Urban residencies stimulate collaboration

Stepping outside of the comfort zone and taking risk became a starting point that each speaker mentioned when reviewing their various program models. New thinking is the key to a residency, from a curatorial standpoint as well as for the artist who will be the resident. Symbiotic to the process of collaboration is creating innovative, engaging, and important experiences for not only the artists but for the public, too.

One particular model of an artist residency is the retreat, or the intensive workshop. Many of them are pastoral retreats, where the artist resides on site in the company of others of like-mind. The residencies range from one month to longer, and are designed for the artists to make work without the distractions of daily life that would normally take away from their studio practices.The residencies in discussion on this day are not pastoral retreats. They are in the heart of San Francisco, and are geared toward not only an extended period of time for intensive art making, but also involve a commitment to engage with the pubic in compelling and innovative ways. All three of the programs support interdisciplinary models of making, incorporating social practice, performance, and exhibitions.

In a sense, the residency helps propel the artist from the solitary position as maker and into the active role of engagement with audiences in innovative ways. The innovation is two-fold as the projects grow between the curators and the resident artists, but also often becomes multifold depending on the additional artists or collaborators that the artist may invite to join them and expand their ideas.

Collaborations in Situ drawing by Todd Berman

Drawing by Todd Berman

Taking it beyond

A key to innovation with all three of the panelists’ programming is the balance between experimentation and developing a final outcome through rigorous (and fun) exploration and incubation of new ideas.
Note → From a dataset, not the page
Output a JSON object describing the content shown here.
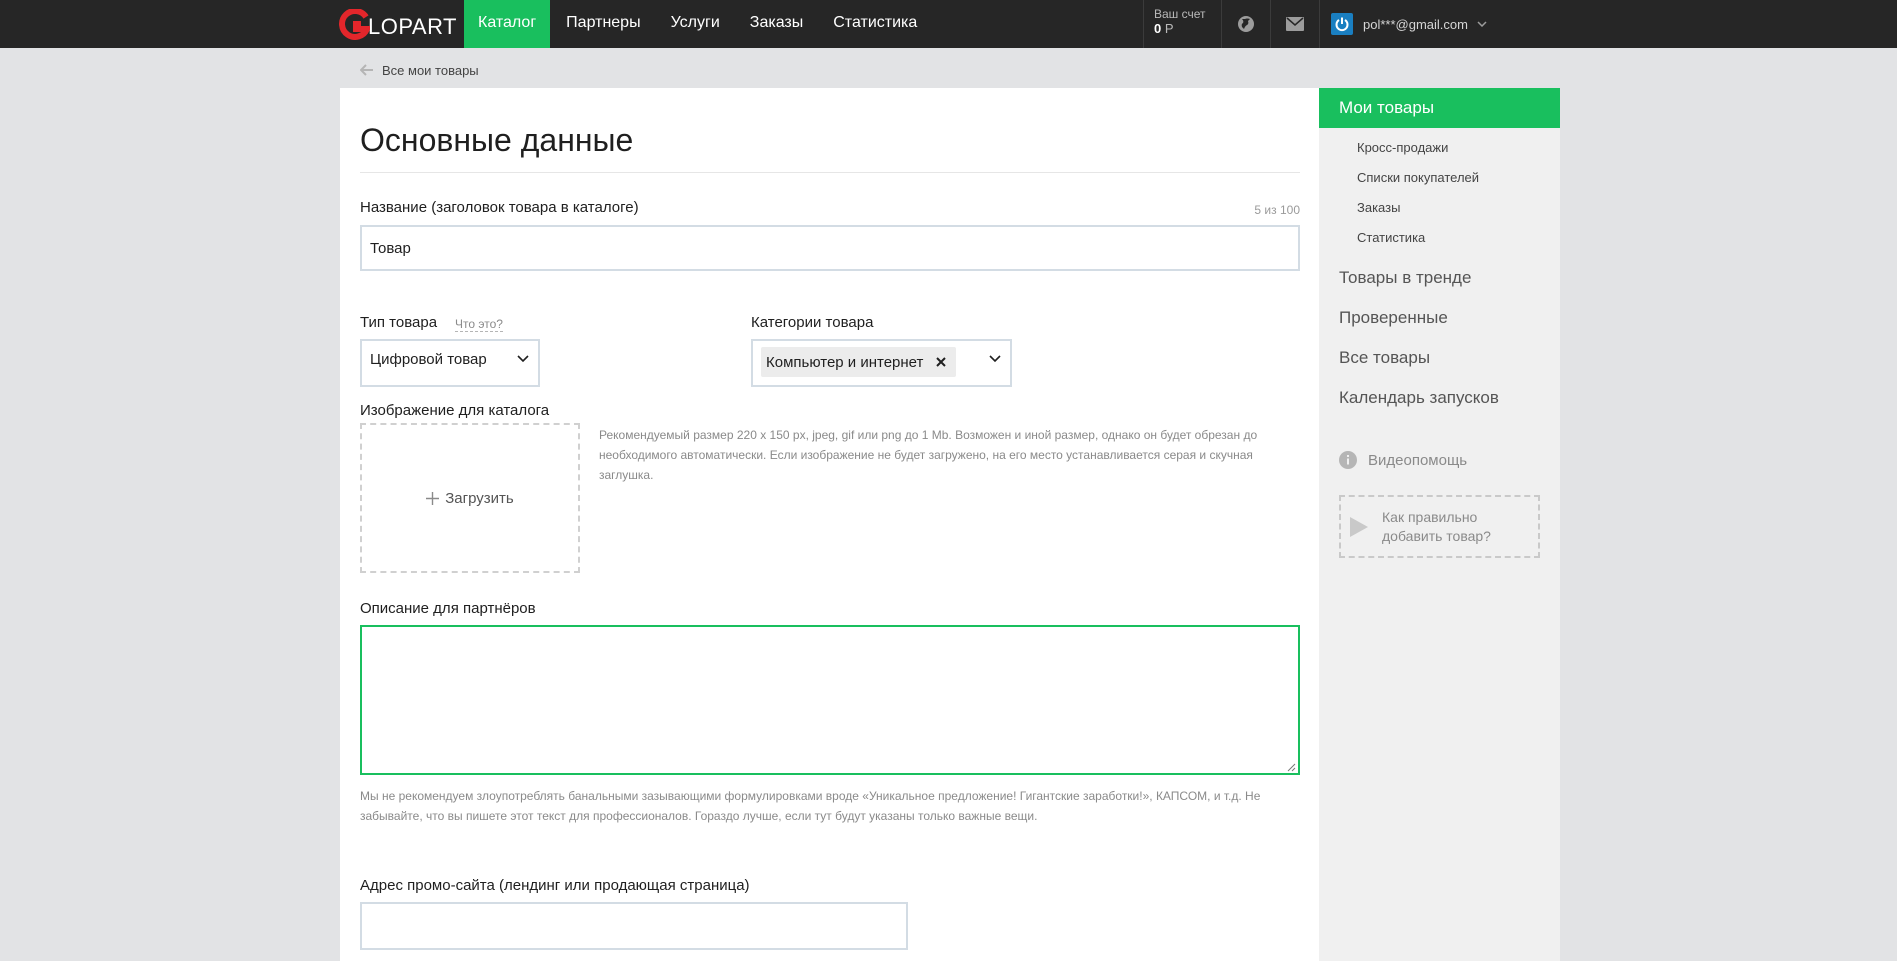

Activating space is part of the final outcome goal in order to impart cultural learning, and to question the role of institutions and their “obligation” to the public.

Through a reciprocal sharing platform, the programs can become sustainable, and be resilient engines for taking risk and being spontaneous. The artist is the centralized idea-generator and the institution or organization works closely with them to develop their concept and bring it to full fruition for the public. Because of the interdisciplinary structure of the work, and the malleability of performative works, the projects can travel – decentralizing the static position of the institution. It gives flexibility to literally drop the art at any location, even exploring new modes of exhibition through the internet, and thus removing the preciousness of site-specificity.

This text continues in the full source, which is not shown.